A reedição do romance O altar das montanhas de Minas, de Jaime Prado Gouvêa, segue a mesma trilha, quebra os já esfacelados paradigmas e mostra uma terra cruel, inescrupulosa, mas ainda devota e solidária. Minas é também uma contradição e sua tradição literária revela tal dualidade com a marca da arte e da precisão. E aqui novamente Jaime reforça a voz de seus conterrâneos e trabalha seu texto com bisturi, descarnando, cortando todos os verbos desnecessários, deixando somente o que faz sentido. “Palavra não foi feita para enfeitar, brilhar como ouro falso; palavra foi feita para dizer”, ensina Graciliano Ramos.

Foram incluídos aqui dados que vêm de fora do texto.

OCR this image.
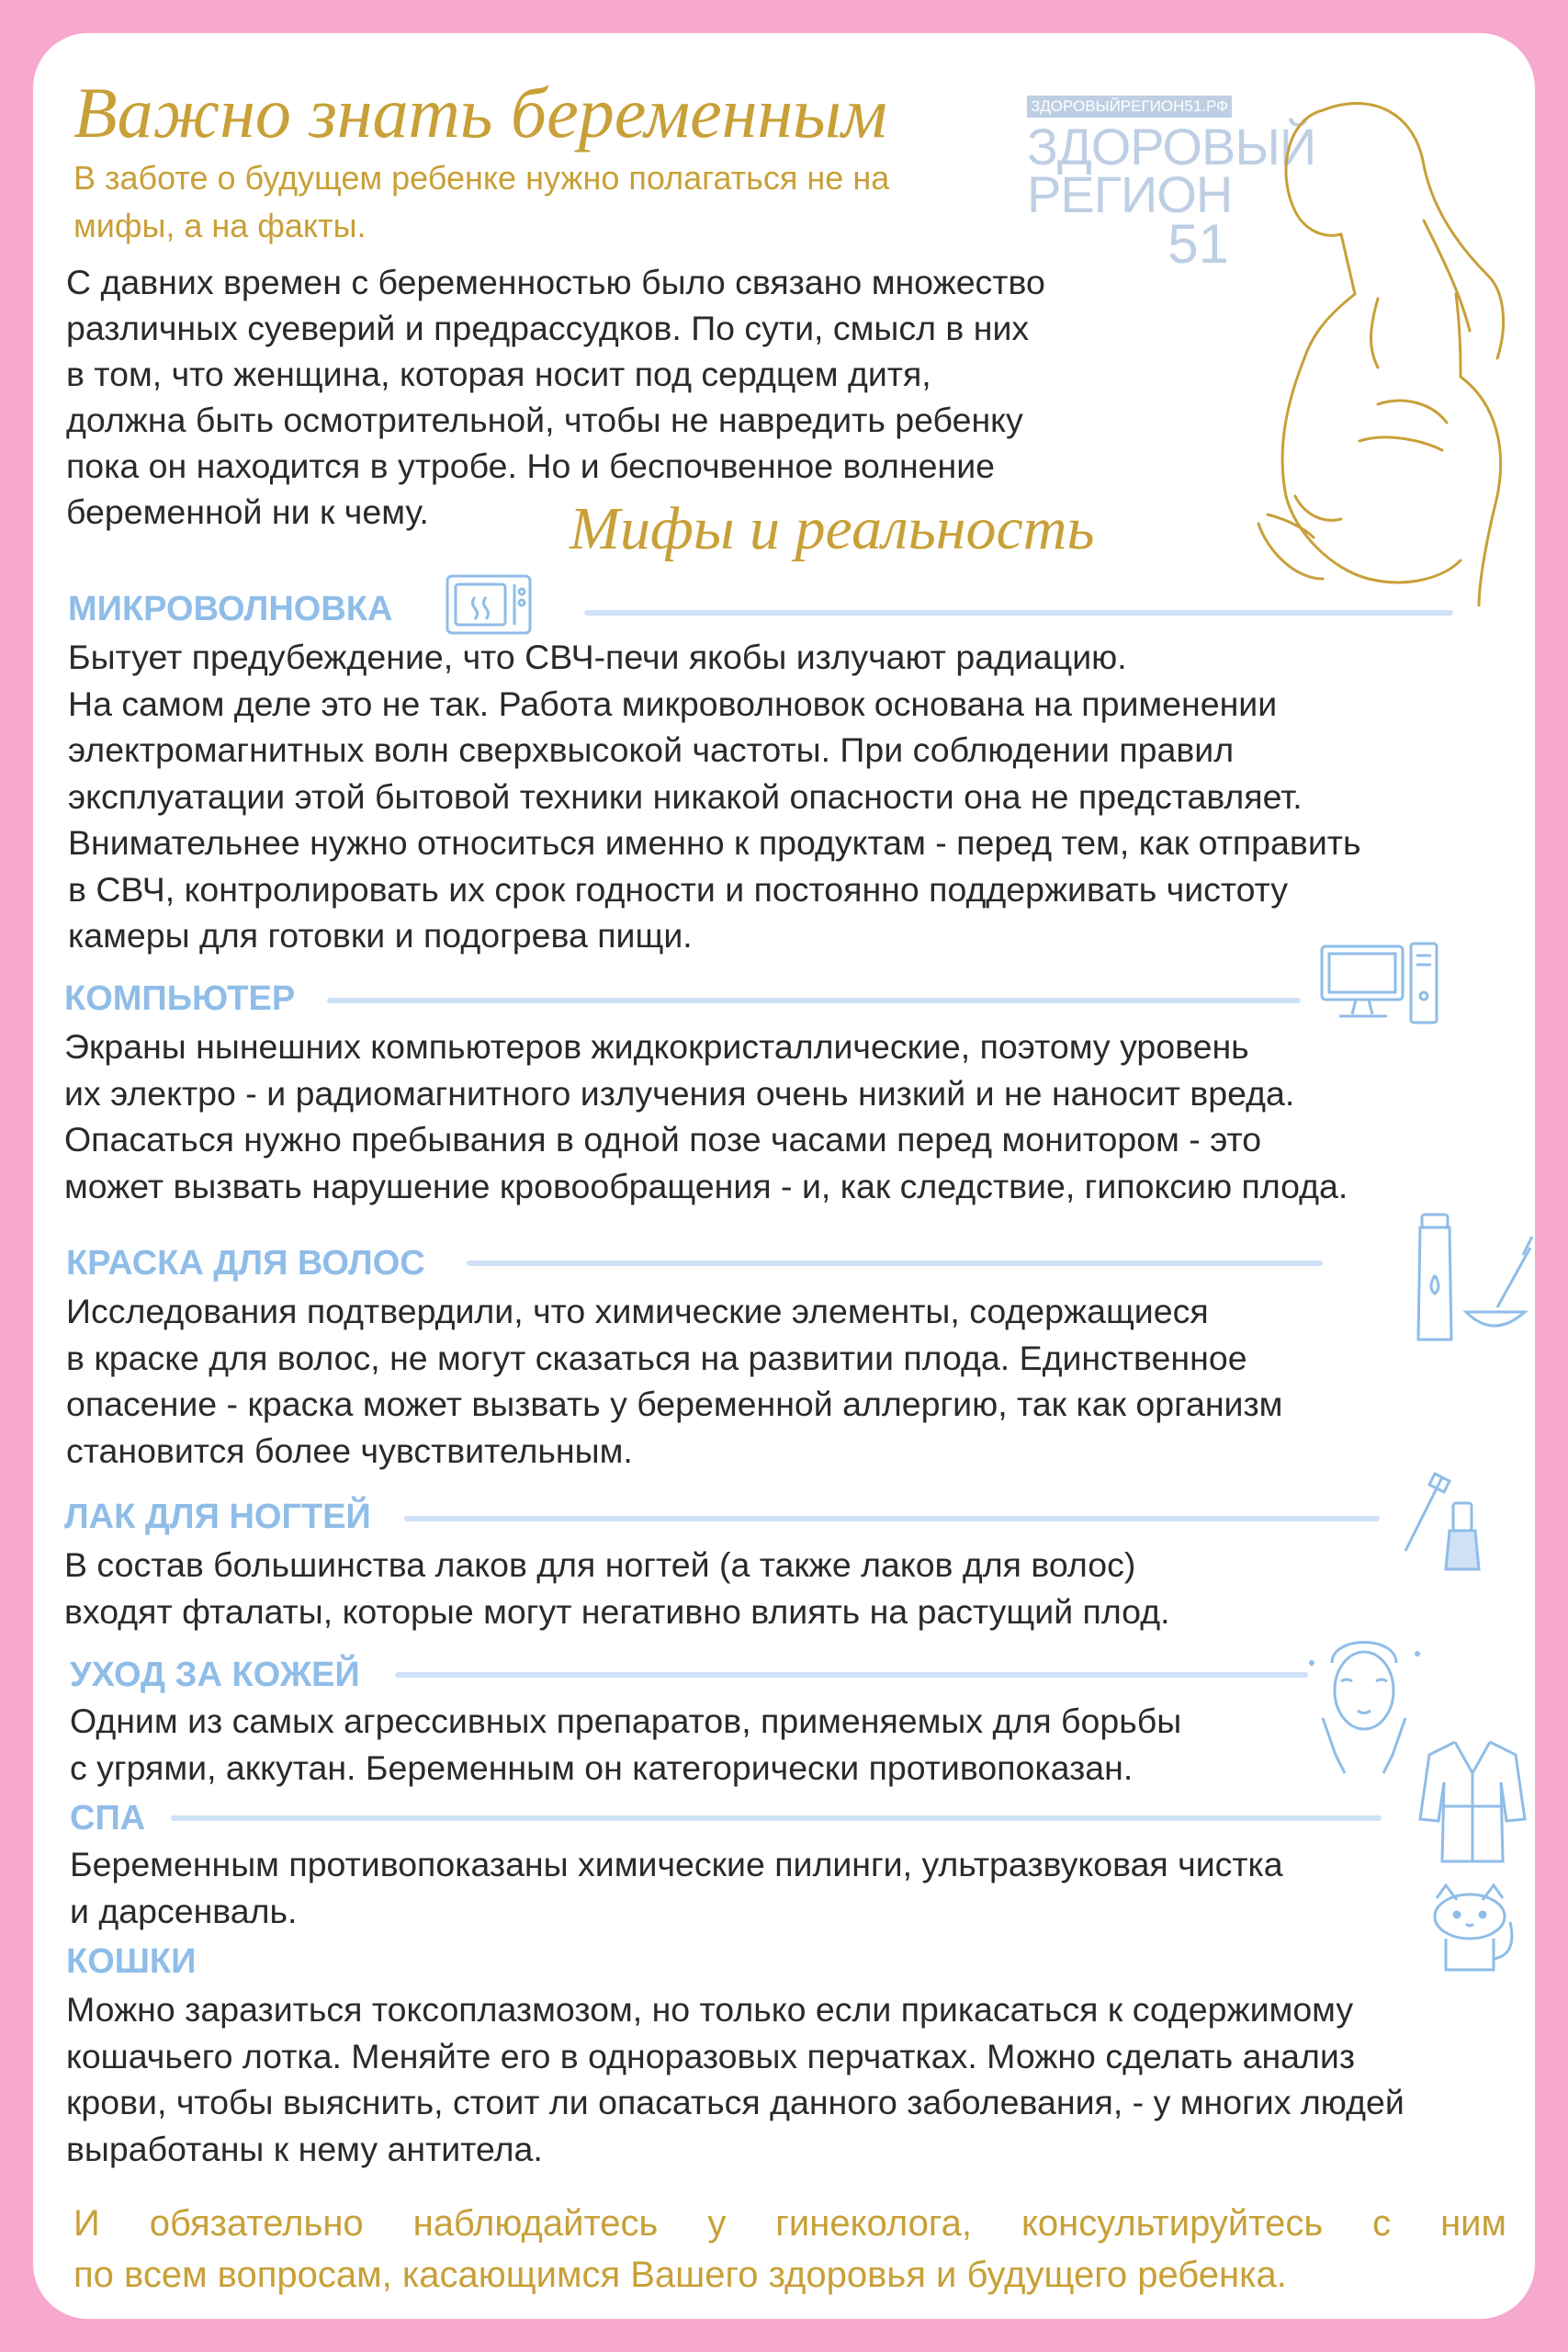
Важно знать беременным
В заботе о будущем ребенке нужно полагаться не на мифы, а на факты.
ЗДОРОВЫЙРЕГИОН51.РФ
ЗДОРОВЫЙ
РЕГИОН
51
С давних времен с беременностью было связано множество
различных суеверий и предрассудков. По сути, смысл в них
в том, что женщина, которая носит под сердцем дитя,
должна быть осмотрительной, чтобы не навредить ребенку
пока он находится в утробе. Но и беспочвенное волнение
беременной ни к чему.	Мифы и реальность
МИКРОВОЛНОВКА
Бытует предубеждение, что СВЧ-печи якобы излучают радиацию.
На самом деле это не так. Работа микроволновок основана на применении
электромагнитных волн сверхвысокой частоты. При соблюдении правил
эксплуатации этой бытовой техники никакой опасности она не представляет.
Внимательнее нужно относиться именно к продуктам - перед тем, как отправить
в СВЧ, контролировать их срок годности и постоянно поддерживать чистоту
камеры для готовки и подогрева пищи.
КОМПЬЮТЕР
Экраны нынешних компьютеров жидкокристаллические, поэтому уровень
их электро - и радиомагнитного излучения очень низкий и не наносит вреда.
Опасаться нужно пребывания в одной позе часами перед монитором - это
может вызвать нарушение кровообращения - и, как следствие, гипоксию плода.
КРАСКА ДЛЯ ВОЛОС
Исследования подтвердили, что химические элементы, содержащиеся
в краске для волос, не могут сказаться на развитии плода. Единственное
опасение - краска может вызвать у беременной аллергию, так как организм
становится более чувствительным.
ЛАК ДЛЯ НОГТЕЙ
В состав большинства лаков для ногтей (а также лаков для волос)
входят фталаты, которые могут негативно влиять на растущий плод.
УХОД ЗА КОЖЕЙ
Одним из самых агрессивных препаратов, применяемых для борьбы
с угрями, аккутан. Беременным он категорически противопоказан.
СПА
Беременным противопоказаны химические пилинги, ультразвуковая чистка
и дарсенваль.
КОШКИ
Можно заразиться токсоплазмозом, но только если прикасаться к содержимому
кошачьего лотка. Меняйте его в одноразовых перчатках. Можно сделать анализ
крови, чтобы выяснить, стоит ли опасаться данного заболевания, - у многих людей
выработаны к нему антитела.
И обязательно наблюдайтесь у гинеколога, консультируйтесь с ним
по всем вопросам, касающимся Вашего здоровья и будущего ребенка.
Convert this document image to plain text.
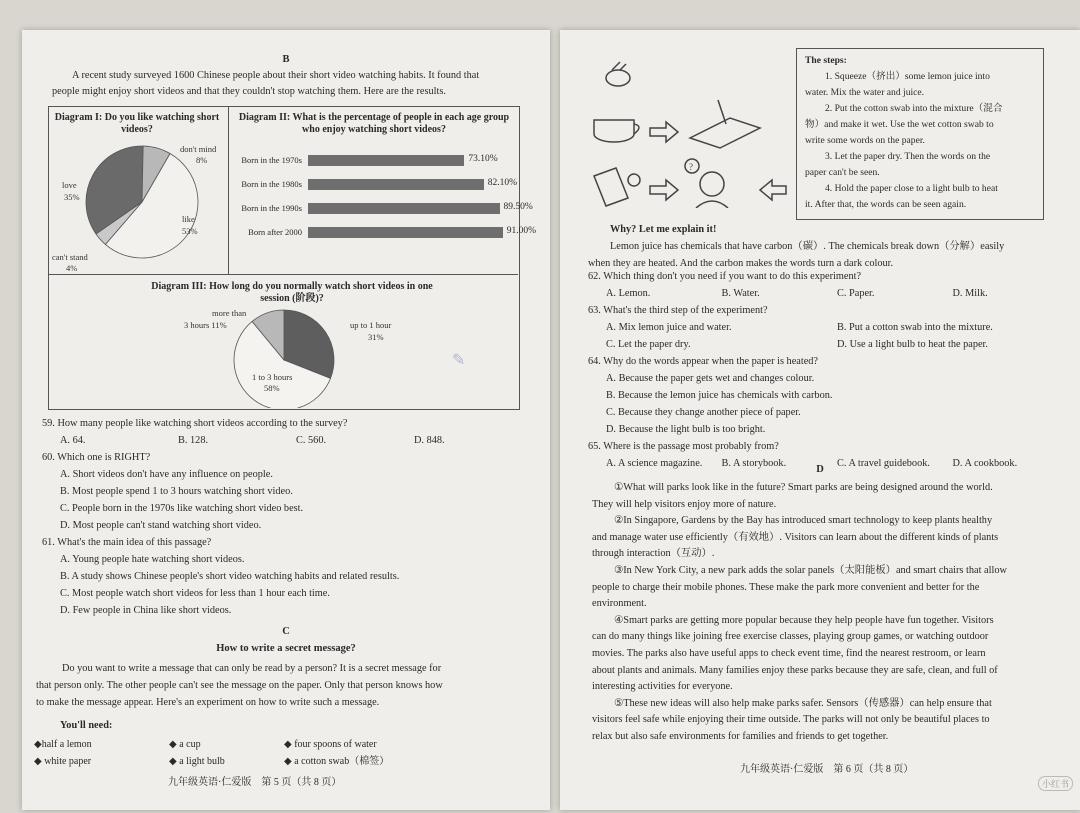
B

A recent study surveyed 1600 Chinese people about their short video watching habits. It found that

people might enjoy short videos and that they couldn't stop watching them. Here are the results.

Diagram I: Do you like watching short videos?
love
35%
don't mind
8%
like
53%
can't stand
4%
Diagram II: What is the percentage of people in each age group who enjoy watching short videos?
Born in the 1970s	73.10%
Born in the 1980s	82.10%
Born in the 1990s	89.50%
Born after 2000	91.00%
Diagram III: How long do you normally watch short videos in one session (阶段)?
more than
3 hours 11%	up to 1 hour
31%
1 to 3 hours
58%
✎

59. How many people like watching short videos according to the survey?

A. 64.	B. 128.	C. 560.	D. 848.

60. Which one is RIGHT?

A. Short videos don't have any influence on people.

B. Most people spend 1 to 3 hours watching short video.

C. People born in the 1970s like watching short video best.

D. Most people can't stand watching short video.

61. What's the main idea of this passage?

A. Young people hate watching short videos.

B. A study shows Chinese people's short video watching habits and related results.

C. Most people watch short videos for less than 1 hour each time.

D. Few people in China like short videos.

C
How to write a secret message?

Do you want to write a message that can only be read by a person? It is a secret message for

that person only. The other people can't see the message on the paper. Only that person knows how

to make the message appear. Here's an experiment on how to write such a message.

You'll need:
◆half a lemon	◆ a cup	◆ four spoons of water
◆ white paper	◆ a light bulb	◆ a cotton swab（棉签）
九年级英语·仁爱版　第 5 页（共 8 页）
?
The steps:
1. Squeeze（挤出）some lemon juice into
water. Mix the water and juice.
2. Put the cotton swab into the mixture（混合
物）and make it wet. Use the wet cotton swab to
write some words on the paper.
3. Let the paper dry. Then the words on the
paper can't be seen.
4. Hold the paper close to a light bulb to heat
it. After that, the words can be seen again.

Why? Let me explain it!

Lemon juice has chemicals that have carbon（碳）. The chemicals break down（分解）easily

when they are heated. And the carbon makes the words turn a dark colour.

62. Which thing don't you need if you want to do this experiment?

A. Lemon.	B. Water.	C. Paper.	D. Milk.

63. What's the third step of the experiment?

A. Mix lemon juice and water.	B. Put a cotton swab into the mixture.
C. Let the paper dry.	D. Use a light bulb to heat the paper.

64. Why do the words appear when the paper is heated?

A. Because the paper gets wet and changes colour.

B. Because the lemon juice has chemicals with carbon.

C. Because they change another piece of paper.

D. Because the light bulb is too bright.

65. Where is the passage most probably from?

A. A science magazine.	B. A storybook.	C. A travel guidebook.	D. A cookbook.
D

①What will parks look like in the future? Smart parks are being designed around the world.

They will help visitors enjoy more of nature.

②In Singapore, Gardens by the Bay has introduced smart technology to keep plants healthy

and manage water use efficiently（有效地）. Visitors can learn about the different kinds of plants

through interaction（互动）.

③In New York City, a new park adds the solar panels（太阳能板）and smart chairs that allow

people to charge their mobile phones. These make the park more convenient and better for the

environment.

④Smart parks are getting more popular because they help people have fun together. Visitors

can do many things like joining free exercise classes, playing group games, or watching outdoor

movies. The parks also have useful apps to check event time, find the nearest restroom, or learn

about plants and animals. Many families enjoy these parks because they are safe, clean, and full of

interesting activities for everyone.

⑤These new ideas will also help make parks safer. Sensors（传感器）can help ensure that

visitors feel safe while enjoying their time outside. The parks will not only be beautiful places to

relax but also safe environments for families and friends to get together.

九年级英语·仁爱版　第 6 页（共 8 页）
小红书
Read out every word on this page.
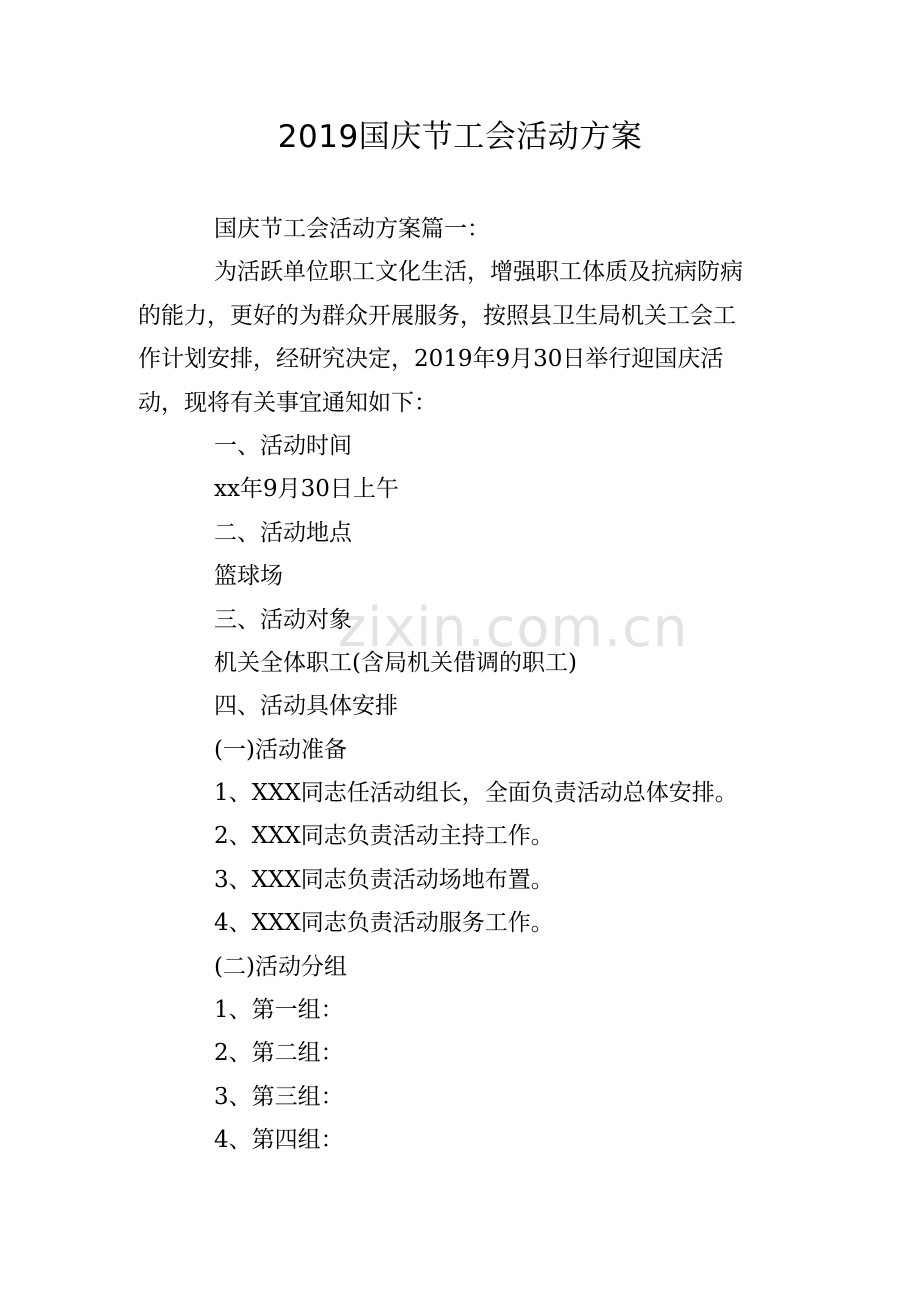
2019国庆节工会活动方案
zixin.com.cn
国庆节工会活动方案篇一：
为活跃单位职工文化生活，增强职工体质及抗病防病
的能力，更好的为群众开展服务，按照县卫生局机关工会工
作计划安排，经研究决定，2019年9月30日举行迎国庆活
动，现将有关事宜通知如下：
一、活动时间
xx年9月30日上午
二、活动地点
篮球场
三、活动对象
机关全体职工(含局机关借调的职工)
四、活动具体安排
(一)活动准备
1、XXX同志任活动组长，全面负责活动总体安排。
2、XXX同志负责活动主持工作。
3、XXX同志负责活动场地布置。
4、XXX同志负责活动服务工作。
(二)活动分组
1、第一组：
2、第二组：
3、第三组：
4、第四组：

O enredo segue de certa forma esta necessidade de precisão. Dirceu Dumont é um jornalista que recebe das mãos de uma senhora de Ouro Preto, Marília, velhos papéis escritos por Álvaro Garreto, um cronista que descrevia com cores simbolistas os crepúsculos mineiros. Fareja aí um amor proibido, impossível, bem mineiro. Segue à procura do que seria a base para um romance e somente encontra uma trama macabra, recheada de sexo, drogas e violências. O enredo se marca ainda pela lancinante angústia das frustrações, das impossibilidades.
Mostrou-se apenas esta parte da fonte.